Piknik olarak akademik hayatın içinde aktif olarak bulunuyoruz, farklı üniversitelerde sanat, tasarım ve görselleştirme dersleri/stüdyoları vermekteyiz. Dolayısıyla her dönem, her yeni ders bambaşka yeni sorular sormak ve deneyler yapmak üzere yeni bir fırsat oluyor. Akademi dünyası doğası gereği bu araştırmaları yapmak için oldukça geniş bir alan sunuyor. Biz de bu alanı olabildiğince kullanıyoruz, zaman zaman öğrencilerimiz de araştırma projelerimizde yer alabiliyorlar. Akademik çalışmaları ve oluşan yeni soruları Piknik’le değerlendirmenin yanında, Piknik pratiği içerisinde ortaya çıkan yeni üretimleri ve deneysel işleri de akademik çalışmalarımıza yansıttığımız, araştırma yazıları ve makalelere çevirdiğimiz de oluyor. Çift taraflı sağlam bir iletişim var bu durumda. Bu durumun Piknik’in sürekli araştırma ve yeni sorular sorma alışkanlığını sürdüreceğini umuyoruz.
Çalışmalarınızda hem geçmişe hem de geleceğe atıfta bulunuyorsunuz. Bunun kurgusu nasıl oluşuyor? Bugün için bu yaklaşımın izleyici için değeri nedir?
Kurgu kendiliğinden oluşuyor, didaktik bir amaçtan çok kendiliğinden ortaya çıkan, işin doğasına ve bağlamına dair sorular sormayı amaçlıyor. Yalnızca bugünün değil, geçmişin günlük hayat hikayelerini de Piknik’çe anlatmayı veya geleceğin günlük hayat dinamiklerini -çoğu zaman spekülatif bir üslupla - konuşmayı da seviyoruz. Bu geniş zaman skalası içerisinde günlük hayatın değişimini izlemek, irdelemek, yer yer alaya almak Piknik’in temel meselelerinden biri. Bir örnek verecek olursak, Performative Drawing #1’de Caravaggio’nun Narcissus’unu resmetmiştik duvara, bir 21.yy karakteri olarak. Karakterin başka bir sanatçı tarafından o günün gündelik hayatının içerisinde yaşayan biri olarak resmedildiğini düşününce, 21. yüzyılın Narcissus’unun nasıl olacağını düşünmek heyecanlandırıyor bizi. Bu tarz geçişler izleyicinin sanat tarihi meseleleri ile bağlantı kurmasını kolaylaştırıyor örneğin. İşin kavramsal altyapısına dair belli meseleleri yine bu tavır içinde sergilemeyi de seviyoruz, hem sıkıcı derecede didaktik olmaktan uzaklaşıyor, hem de anlatıcı rolünü kaybetmemiş oluyor.
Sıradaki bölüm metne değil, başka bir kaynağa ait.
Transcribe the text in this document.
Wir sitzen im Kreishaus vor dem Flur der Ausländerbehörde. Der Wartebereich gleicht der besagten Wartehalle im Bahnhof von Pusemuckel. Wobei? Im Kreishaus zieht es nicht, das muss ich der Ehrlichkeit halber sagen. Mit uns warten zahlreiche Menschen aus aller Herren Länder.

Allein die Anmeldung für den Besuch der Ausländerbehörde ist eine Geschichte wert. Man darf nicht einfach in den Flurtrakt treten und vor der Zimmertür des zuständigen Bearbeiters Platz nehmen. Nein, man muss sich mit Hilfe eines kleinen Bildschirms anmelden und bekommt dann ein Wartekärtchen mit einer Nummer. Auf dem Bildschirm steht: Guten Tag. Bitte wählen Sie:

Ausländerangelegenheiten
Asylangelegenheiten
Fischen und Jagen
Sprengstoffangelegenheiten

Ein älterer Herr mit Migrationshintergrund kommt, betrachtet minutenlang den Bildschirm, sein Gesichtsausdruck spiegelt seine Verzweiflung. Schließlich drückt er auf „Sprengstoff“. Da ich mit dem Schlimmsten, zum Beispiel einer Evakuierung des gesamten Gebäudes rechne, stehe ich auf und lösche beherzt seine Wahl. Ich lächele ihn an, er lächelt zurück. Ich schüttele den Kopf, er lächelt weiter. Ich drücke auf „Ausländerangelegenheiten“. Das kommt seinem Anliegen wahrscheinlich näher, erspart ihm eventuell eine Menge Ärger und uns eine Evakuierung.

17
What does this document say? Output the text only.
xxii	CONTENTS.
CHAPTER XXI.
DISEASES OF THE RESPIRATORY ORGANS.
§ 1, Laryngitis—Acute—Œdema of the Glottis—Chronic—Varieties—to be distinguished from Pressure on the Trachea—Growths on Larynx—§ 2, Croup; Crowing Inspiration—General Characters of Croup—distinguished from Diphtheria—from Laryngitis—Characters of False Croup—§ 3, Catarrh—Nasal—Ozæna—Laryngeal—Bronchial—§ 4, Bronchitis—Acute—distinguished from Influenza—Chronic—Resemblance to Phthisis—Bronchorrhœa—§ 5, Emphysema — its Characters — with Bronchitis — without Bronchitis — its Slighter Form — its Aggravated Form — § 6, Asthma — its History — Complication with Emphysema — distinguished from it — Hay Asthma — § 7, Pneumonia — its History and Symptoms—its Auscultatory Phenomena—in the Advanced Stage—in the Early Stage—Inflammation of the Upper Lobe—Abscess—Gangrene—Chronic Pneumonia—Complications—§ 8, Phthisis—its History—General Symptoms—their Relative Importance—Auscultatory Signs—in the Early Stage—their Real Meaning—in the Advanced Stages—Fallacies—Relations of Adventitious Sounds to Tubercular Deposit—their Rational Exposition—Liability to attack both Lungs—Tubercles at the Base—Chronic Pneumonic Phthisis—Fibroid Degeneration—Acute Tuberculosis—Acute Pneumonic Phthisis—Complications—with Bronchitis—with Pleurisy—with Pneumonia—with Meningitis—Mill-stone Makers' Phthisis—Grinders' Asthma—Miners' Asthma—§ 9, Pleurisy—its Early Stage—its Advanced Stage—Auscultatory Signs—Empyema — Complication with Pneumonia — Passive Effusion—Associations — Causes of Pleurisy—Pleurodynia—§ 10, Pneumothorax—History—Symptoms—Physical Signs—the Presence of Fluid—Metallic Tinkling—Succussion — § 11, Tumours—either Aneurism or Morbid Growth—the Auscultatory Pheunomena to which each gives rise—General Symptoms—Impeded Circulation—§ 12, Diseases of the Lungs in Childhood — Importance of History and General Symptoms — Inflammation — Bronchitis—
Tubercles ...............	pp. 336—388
Piknik bünyesinde araştırmalarınızı hangi alanlarda devam ettirmeyi planlıyorsunuz?
Çizimin, mekanın ve yaratıcı düşüncenin içinde olduğu birçok alanda aktif olarak üretim yapıyoruz. Bir yandan Piknik’in performans serisini başka işbirlikleri ile destekleyerek devam ettirirken, diğer yandan farklı alanlarda çizim temelli üretimler yapmayı sürdürmek niyetindeyiz. Bu meseleler etrafında turlayan, yeni hayata geçmekte olan ve yakın gelecekte gün yüzü görecek birçok projemiz var. Biz de neler olacağını heyecanla bekliyoruz.